Central & South Asia
Profile: Khaleda Zia
Zia loses Bangladesh election as her party alleges voting irregularities.
Last Modified: 30 Dec 2008 08:31 GMT
Zia was propelled into public life after her husband, the then president, was assassinated [AFP]

Zia was a reluctant recruit to Bangladeshi political life after the assassination of her husband, the then president, Ziaur Rahman in a 1981 attempted military coup.

A 35-year-old mother of two at the time of her husband’s death, Zia went on to lead the Bangladesh Nationalist Party (BNP) becoming Bangladesh’s first woman prime minister a decade later.

Initially dismissed by her critics as a politically inexperienced housewife, Zia has served twice as prime minister before her current bid for office.

Zia’s entry into public life was prompted by the defection of BNP stalwarts to the military government set up by Hussain Muhammad Ershad, who she suspected of plotting against her husband.

When elections aimed at legitimising Ershad’s governance were held in 1986, Zia gambled by boycotting them.

Boycott gamble

The move paid off, and far from being condemned to political obscurity as critics had predicted, Zia garnered enough public support to triumph over her arch rival Sheikh Hasina Wajed in the country’s first free election in 1991.

The ballot victory marked the start of a long and bitter feud between the two women, who alternated power for 15 years up until January 2007.

Despite having ruled Bangladesh between 1991 and 1996 and from 2001 to 2006, Zia’s terms in office have been marred by corruption allegations.

Along with her political nemesis Hasina, Zia was charged with corruption by the interim government established by the military in 2007.

Sons exiled

As part of a deal to allow Zia to resume political life, her two sons – also accused of corruption during her 2001-06 term – have been banished abroad.

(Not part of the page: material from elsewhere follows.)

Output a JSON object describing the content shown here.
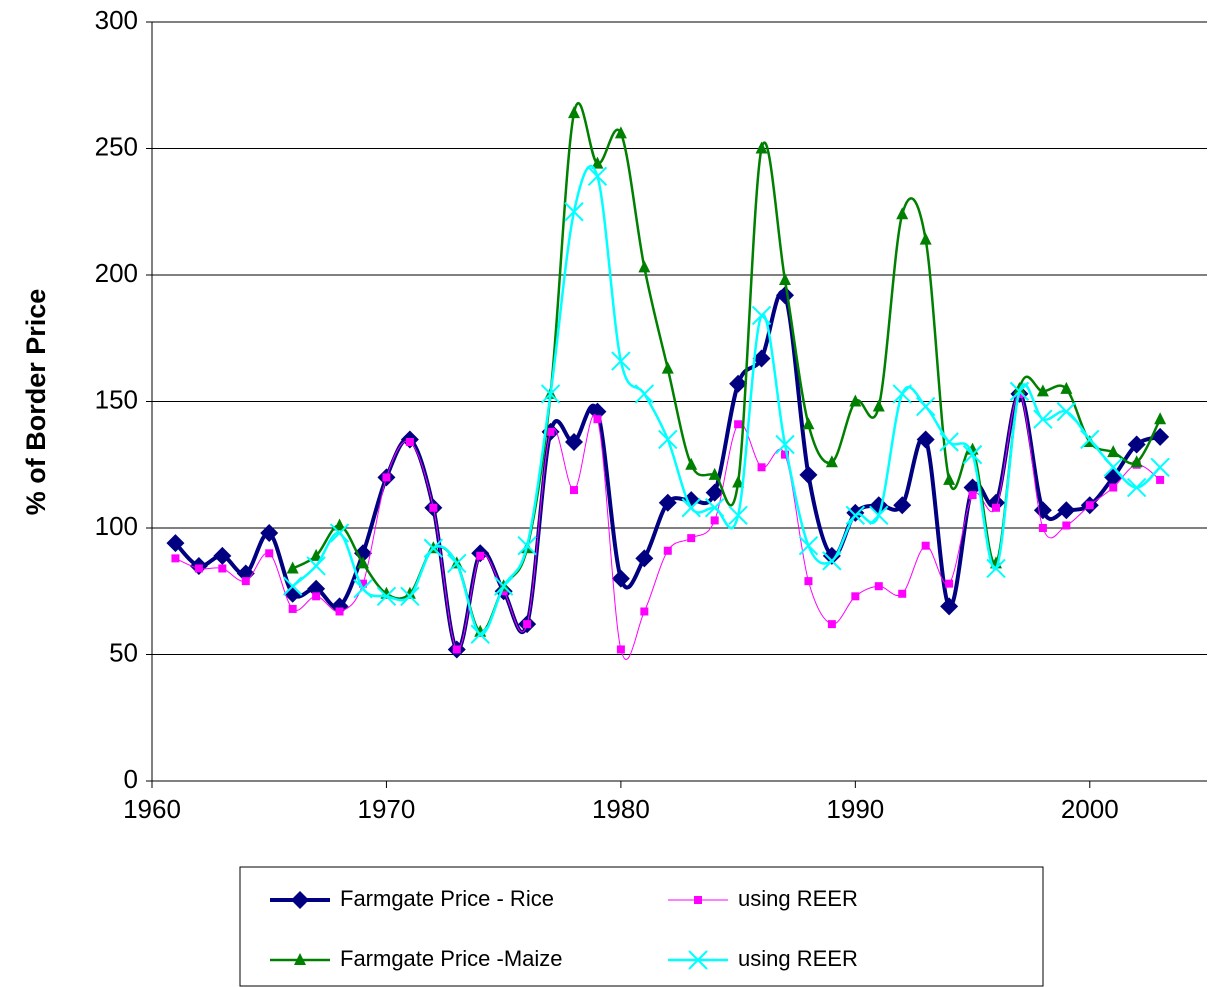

Observers believed Zia’s third bid for power was unlikely to succeed, something that has been confirmed by preliminary results that suggest her party won just 10 per cent of parliamentary seats.

The BNP has already alleged that some of its supporters were unable to vote and have confirmed they intend to lodge a complaint over electoral irregularities.

Analysts believe that who wins the election is less important than all sides accepting the result, fearing challenges to the vote outcome would destabilise the country further.

Others have already expressed concern that the absence of a strong opposition party in parliament will hamper progress towards a fully-fledged and robust democracy.